Parfait, si l’on peut dire. La dernière fois qu’il avait vu Noëlla, c’était quand il s’était enfui par la fenêtre à guillotine, le vendredi 24 au soir. Il avait redouté que cette foutue guillotine ne s’abatte sur lui et que Laliberté ne lui annonce la date du 24.

— Impossible d’être plus précis pour l’heure ?

— Non. Elle avait dîné vers dix-neuf heures trente et la digestion était trop avancée.

— Dans quel lac l’avez-vous trouvée ? Loin d’ici ?

Dans le lac Pink, bien sûr, pensa Adamsberg. Quel autre ?

— On poursuivra demain, décida Laliberté en se levant soudainement. Autrement, t’iras jaspiner sur les cops québécois et dire que ce sont des écœurants.
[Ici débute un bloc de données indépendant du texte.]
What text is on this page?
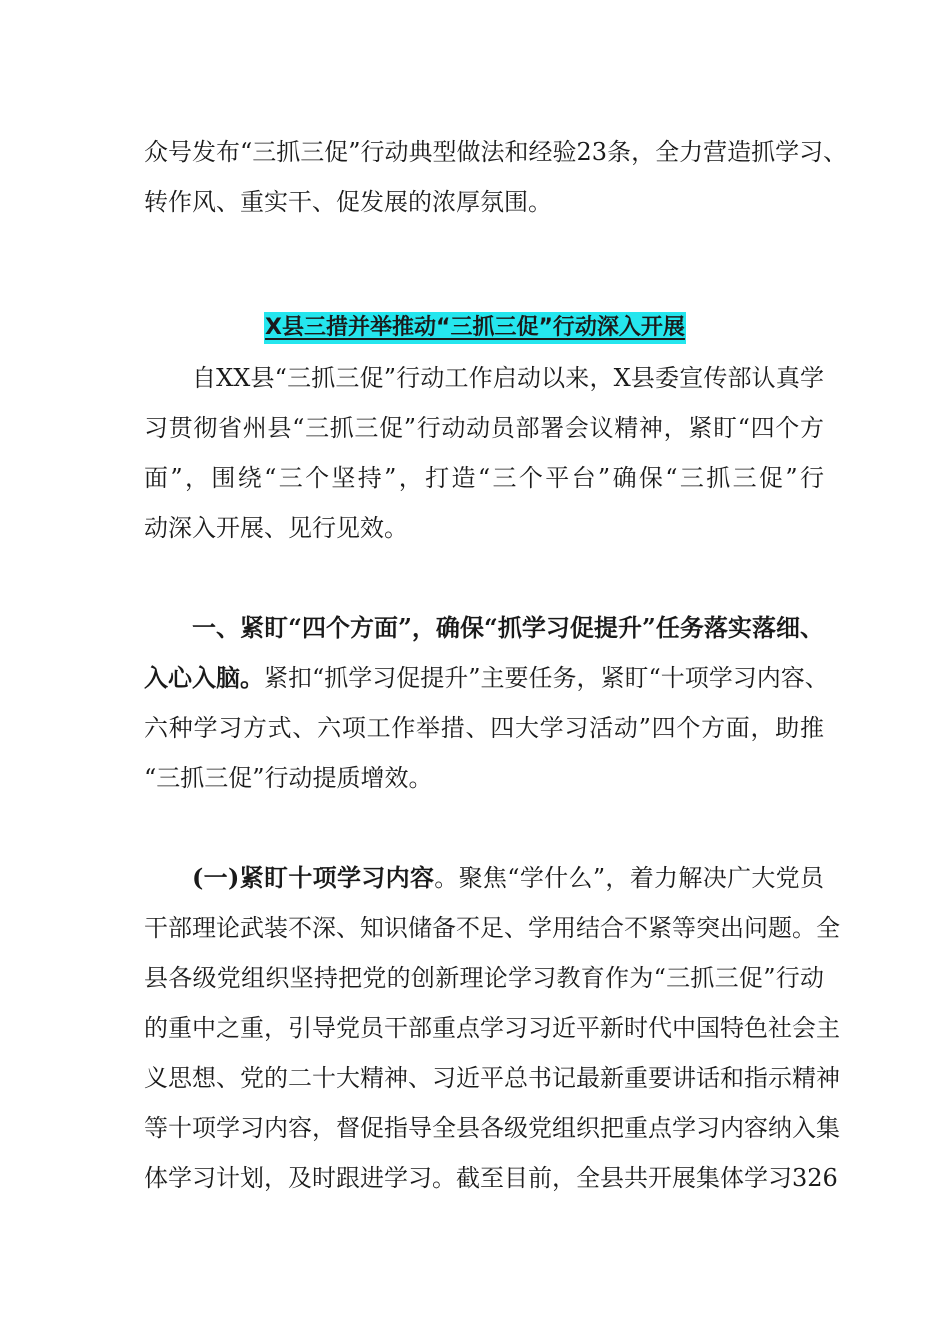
众号发布“三抓三促”行动典型做法和经验23条，全力营造抓学习、
转作风、重实干、促发展的浓厚氛围。
X县三措并举推动“三抓三促”行动深入开展
自XX县“三抓三促”行动工作启动以来，X县委宣传部认真学
习贯彻省州县“三抓三促”行动动员部署会议精神，紧盯“四个方
面”，围绕“三个坚持”，打造“三个平台”确保“三抓三促”行
动深入开展、见行见效。
一、紧盯“四个方面”，确保“抓学习促提升”任务落实落细、
入心入脑。紧扣“抓学习促提升”主要任务，紧盯“十项学习内容、
六种学习方式、六项工作举措、四大学习活动”四个方面，助推
“三抓三促”行动提质增效。
(一)紧盯十项学习内容。聚焦“学什么”，着力解决广大党员
干部理论武装不深、知识储备不足、学用结合不紧等突出问题。全
县各级党组织坚持把党的创新理论学习教育作为“三抓三促”行动
的重中之重，引导党员干部重点学习习近平新时代中国特色社会主
义思想、党的二十大精神、习近平总书记最新重要讲话和指示精神
等十项学习内容，督促指导全县各级党组织把重点学习内容纳入集
体学习计划，及时跟进学习。截至目前，全县共开展集体学习326
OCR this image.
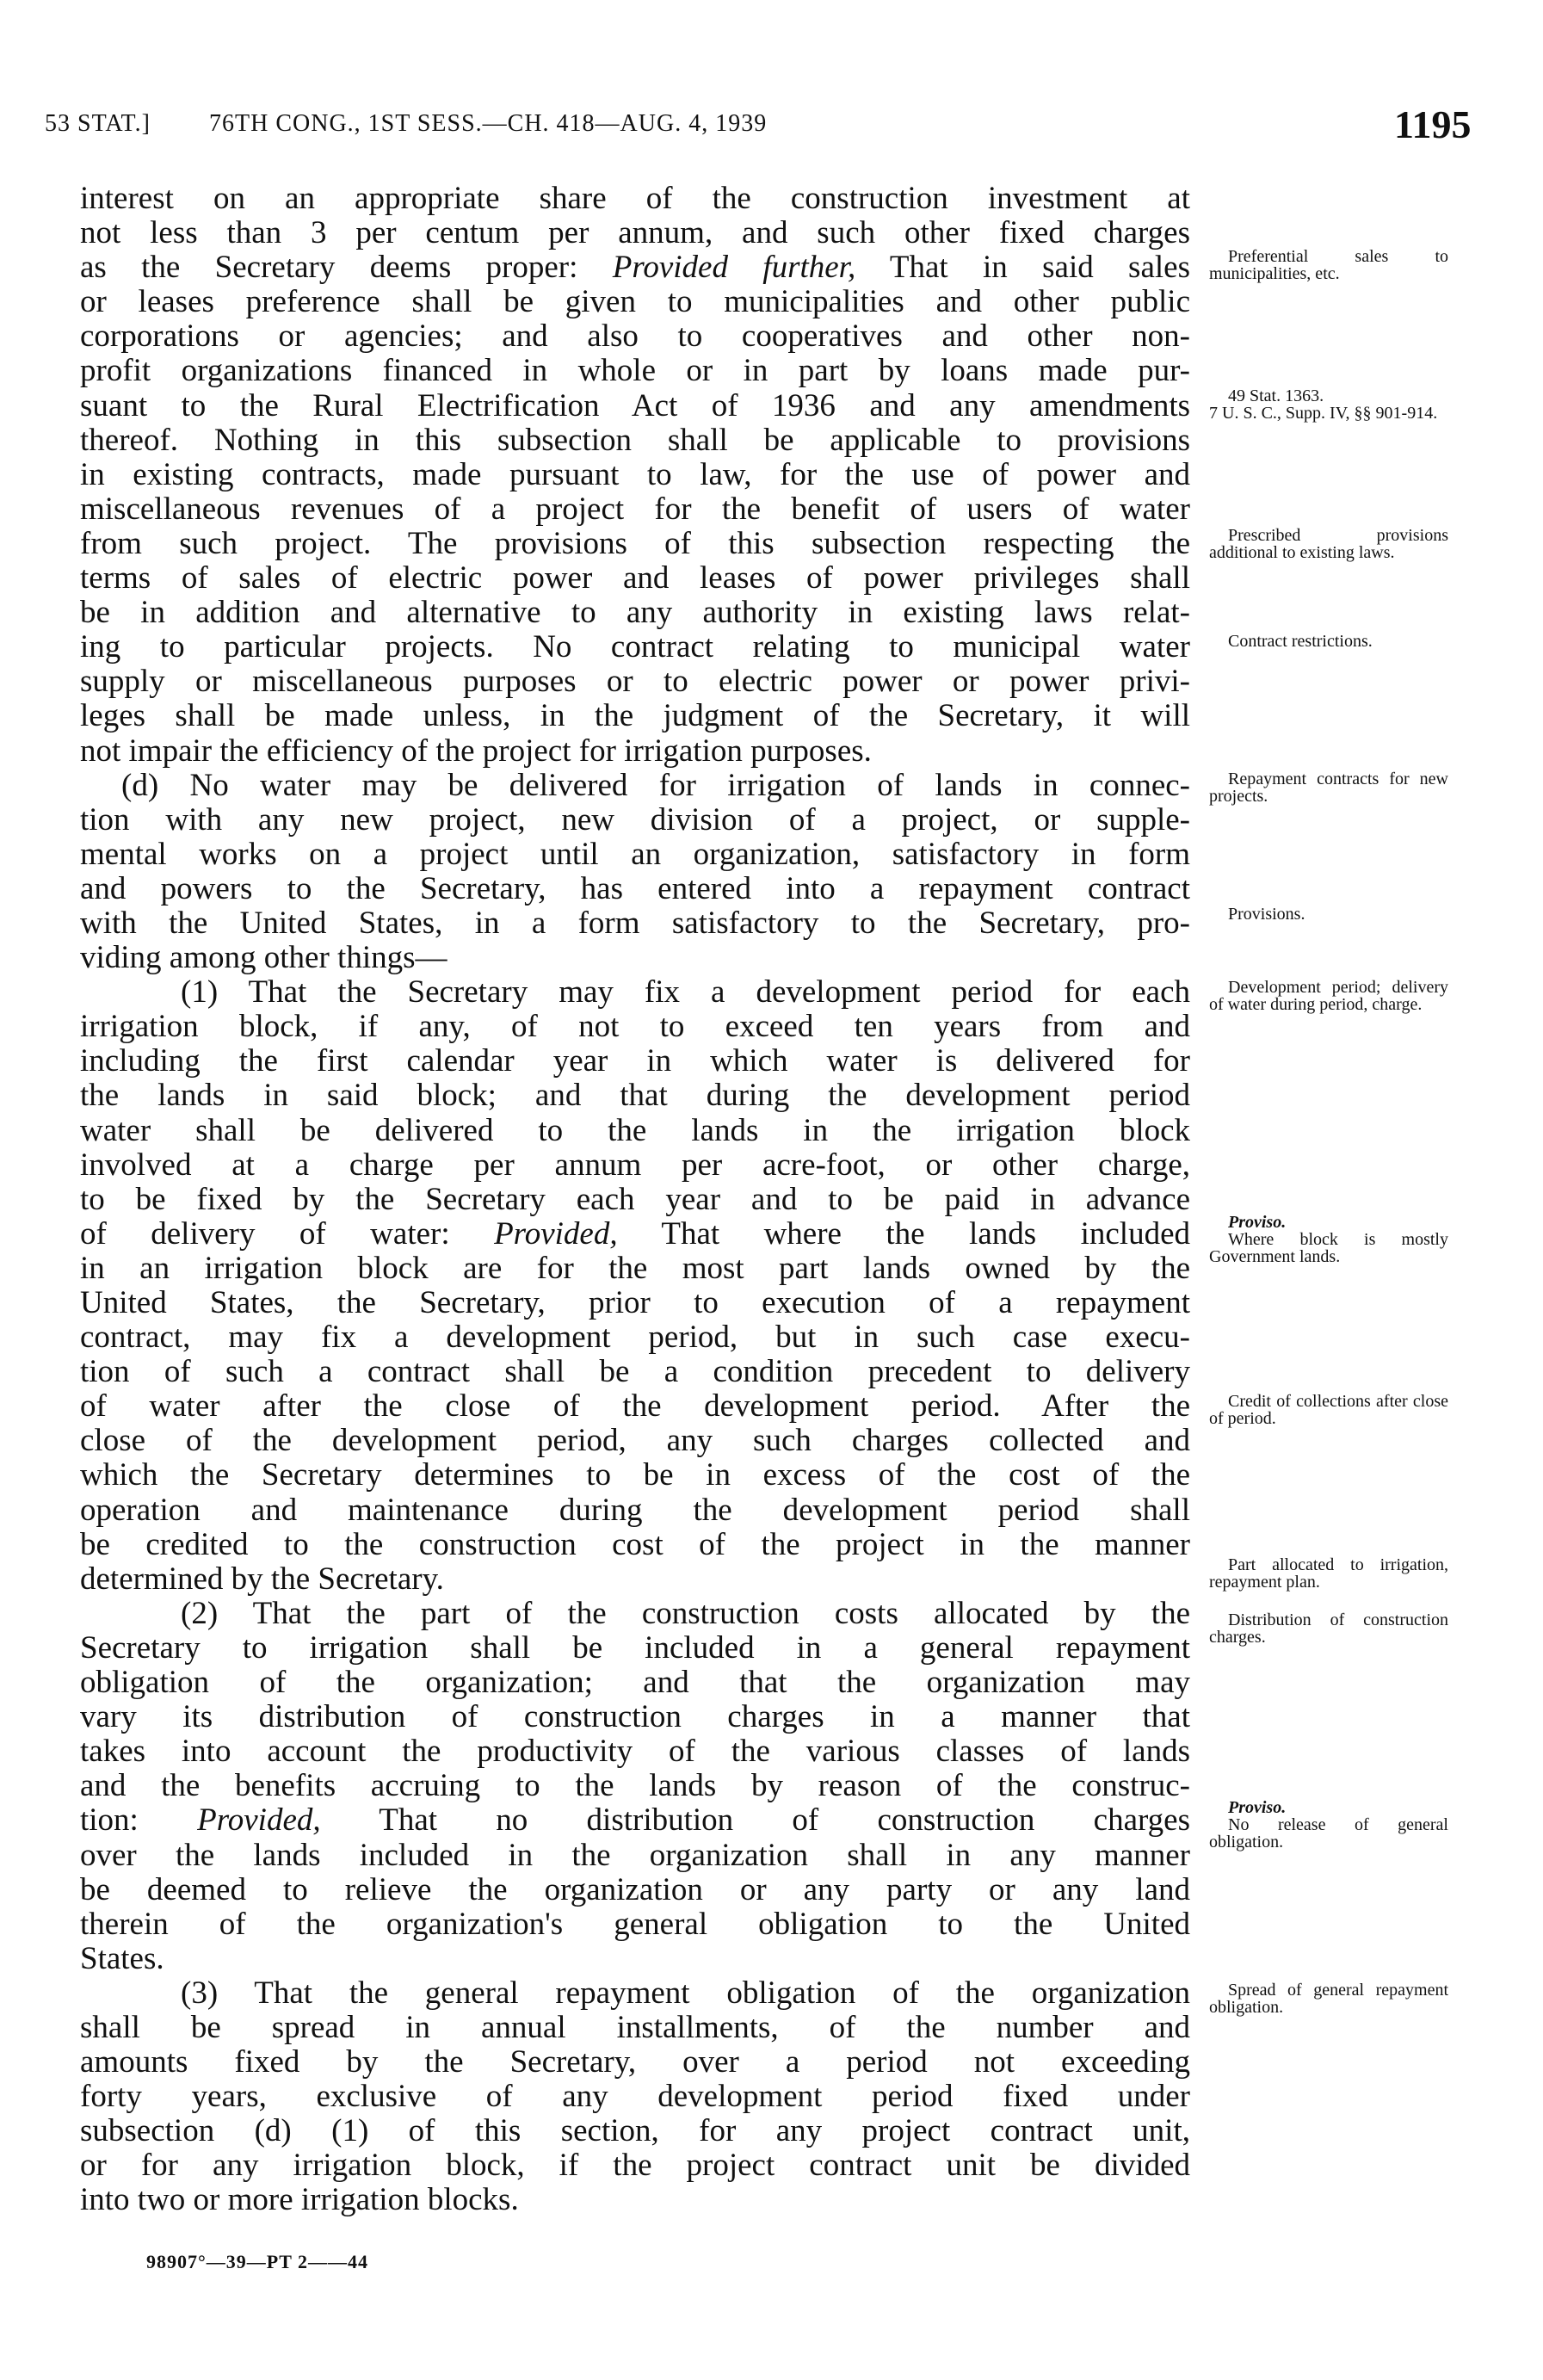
53 STAT.] 76TH CONG., 1ST SESS.—CH. 418—AUG. 4, 1939	1195
interest on an appropriate share of the construction investment at
not less than 3 per centum per annum, and such other fixed charges
as the Secretary deems proper: Provided further, That in said sales
or leases preference shall be given to municipalities and other public
corporations or agencies; and also to cooperatives and other non-
profit organizations financed in whole or in part by loans made pur-
suant to the Rural Electrification Act of 1936 and any amendments
thereof. Nothing in this subsection shall be applicable to provisions
in existing contracts, made pursuant to law, for the use of power and
miscellaneous revenues of a project for the benefit of users of water
from such project. The provisions of this subsection respecting the
terms of sales of electric power and leases of power privileges shall
be in addition and alternative to any authority in existing laws relat-
ing to particular projects. No contract relating to municipal water
supply or miscellaneous purposes or to electric power or power privi-
leges shall be made unless, in the judgment of the Secretary, it will
not impair the efficiency of the project for irrigation purposes.
(d) No water may be delivered for irrigation of lands in connec-
tion with any new project, new division of a project, or supple-
mental works on a project until an organization, satisfactory in form
and powers to the Secretary, has entered into a repayment contract
with the United States, in a form satisfactory to the Secretary, pro-
viding among other things—
(1) That the Secretary may fix a development period for each
irrigation block, if any, of not to exceed ten years from and
including the first calendar year in which water is delivered for
the lands in said block; and that during the development period
water shall be delivered to the lands in the irrigation block
involved at a charge per annum per acre-foot, or other charge,
to be fixed by the Secretary each year and to be paid in advance
of delivery of water: Provided, That where the lands included
in an irrigation block are for the most part lands owned by the
United States, the Secretary, prior to execution of a repayment
contract, may fix a development period, but in such case execu-
tion of such a contract shall be a condition precedent to delivery
of water after the close of the development period. After the
close of the development period, any such charges collected and
which the Secretary determines to be in excess of the cost of the
operation and maintenance during the development period shall
be credited to the construction cost of the project in the manner
determined by the Secretary.
(2) That the part of the construction costs allocated by the
Secretary to irrigation shall be included in a general repayment
obligation of the organization; and that the organization may
vary its distribution of construction charges in a manner that
takes into account the productivity of the various classes of lands
and the benefits accruing to the lands by reason of the construc-
tion: Provided, That no distribution of construction charges
over the lands included in the organization shall in any manner
be deemed to relieve the organization or any party or any land
therein of the organization's general obligation to the United
States.
(3) That the general repayment obligation of the organization
shall be spread in annual installments, of the number and
amounts fixed by the Secretary, over a period not exceeding
forty years, exclusive of any development period fixed under
subsection (d) (1) of this section, for any project contract unit,
or for any irrigation block, if the project contract unit be divided
into two or more irrigation blocks.
Preferential sales to municipalities, etc.
49 Stat. 1363.
7 U. S. C., Supp. IV, §§ 901-914.
Prescribed provisions additional to existing laws.
Contract restrictions.
Repayment contracts for new projects.
Provisions.
Development period; delivery of water during period, charge.
Proviso.
Where block is mostly Government lands.
Credit of collections after close of period.
Part allocated to irrigation, repayment plan.
Distribution of construction charges.
Proviso.
No release of general obligation.
Spread of general repayment obligation.
98907°—39—PT 2——44
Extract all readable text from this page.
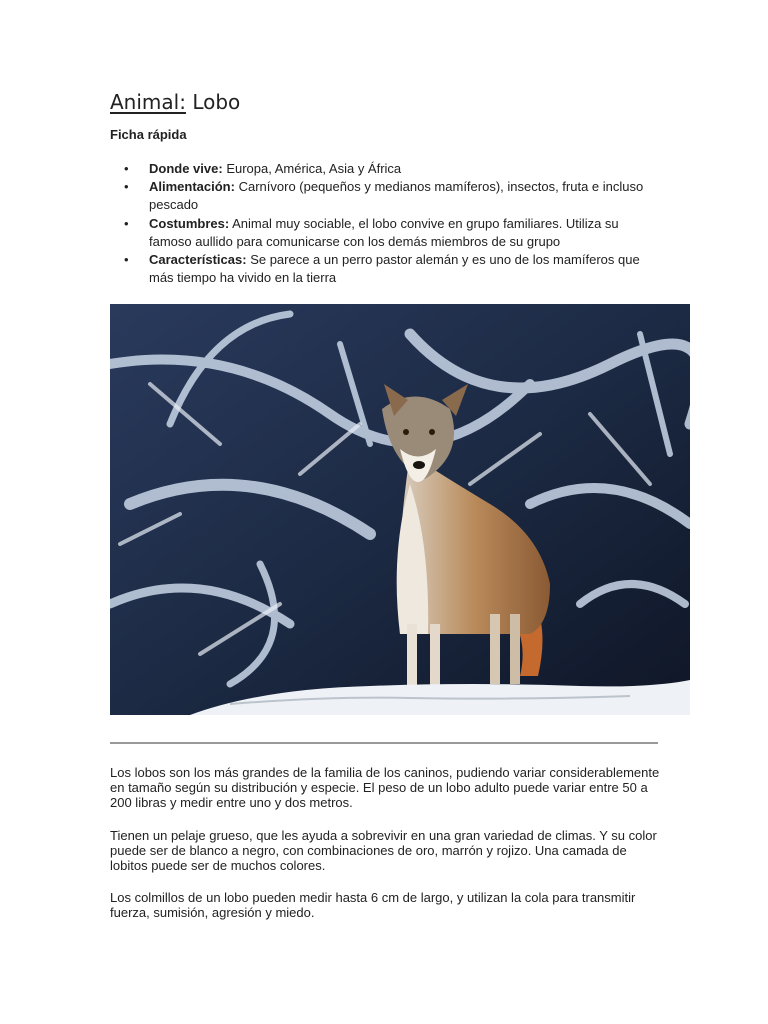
Animal: Lobo
Ficha rápida
• Donde vive: Europa, América, Asia y África
• Alimentación: Carnívoro (pequeños y medianos mamíferos), insectos, fruta e incluso pescado
• Costumbres: Animal muy sociable, el lobo convive en grupo familiares. Utiliza su famoso aullido para comunicarse con los demás miembros de su grupo
• Características: Se parece a un perro pastor alemán y es uno de los mamíferos que más tiempo ha vivido en la tierra

Los lobos son los más grandes de la familia de los caninos, pudiendo variar considerablemente en tamaño según su distribución y especie. El peso de un lobo adulto puede variar entre 50 a 200 libras y medir entre uno y dos metros.

Tienen un pelaje grueso, que les ayuda a sobrevivir en una gran variedad de climas. Y su color puede ser de blanco a negro, con combinaciones de oro, marrón y rojizo. Una camada de lobitos puede ser de muchos colores.

Los colmillos de un lobo pueden medir hasta 6 cm de largo, y utilizan la cola para transmitir fuerza, sumisión, agresión y miedo.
J’avais le goût de te raconter, c’est tout. On vous a réservé deux chambres à l’hôtel Brébeuf, dans le parc de la Gatineau. Ça te va-tu ?

— C’est le nom d’un gars, Brébeuf ?

— Oui, d’un Français buté comme une mule qui s’est fait bouffer par les Iroquois parce qu’il voulait leur prêcher des menteries. On viendra vous prendre à quatorze heures, pour votre récupération.

À nouveau aimable, le surintendant lui tendit la main.

— Et tu me videras cette histoire de trident.

— Si tu peux l’entendre, Aurèle.


Malgré ses résolutions, Adamsberg n’eut pas la capacité de réfléchir à l’effarante conjonction qui lui faisait croiser le Trident à l’autre bout du monde. Les morts voyagent vite, comme l’éclair. Il avait pressenti ce danger dans la petite église de Montréal, alors que Vivaldi lui chuchotait que Fulgence était informé de la reprise de sa chasse et lui conseillait d’y prendre garde. Vivaldi, le juge, le quintette, c’est tout ce qu’il eut le temps de se dire avant de s’endormir.

Retancourt frappa à sa porte à six heures du matin, heure locale. Les cheveux encore mouillés, il finissait à peine de s’habiller et la perspective d’amorcer cette journée difficile par une conversation avec son lieutenant d’acier ne lui souriait pas. Il aurait préféré s’allonger et penser, c’est-à-dire errer parmi les millions de particules de son esprit, totalement embrouillées dans leurs foutues alvéoles. Mais Retancourt s’assit posément sur le lit, déposa sur la table basse une thermos de véritable café — comment s’était-elle arrangée ? — , deux tasses et des petits pains frais.

— J’ai été chercher cela en bas, expliqua-t-elle. Si les deux cochs se pointent, on sera plus tranquilles ici pour bavarder. La gueule de Mitch Portelance me briserait l’appétit.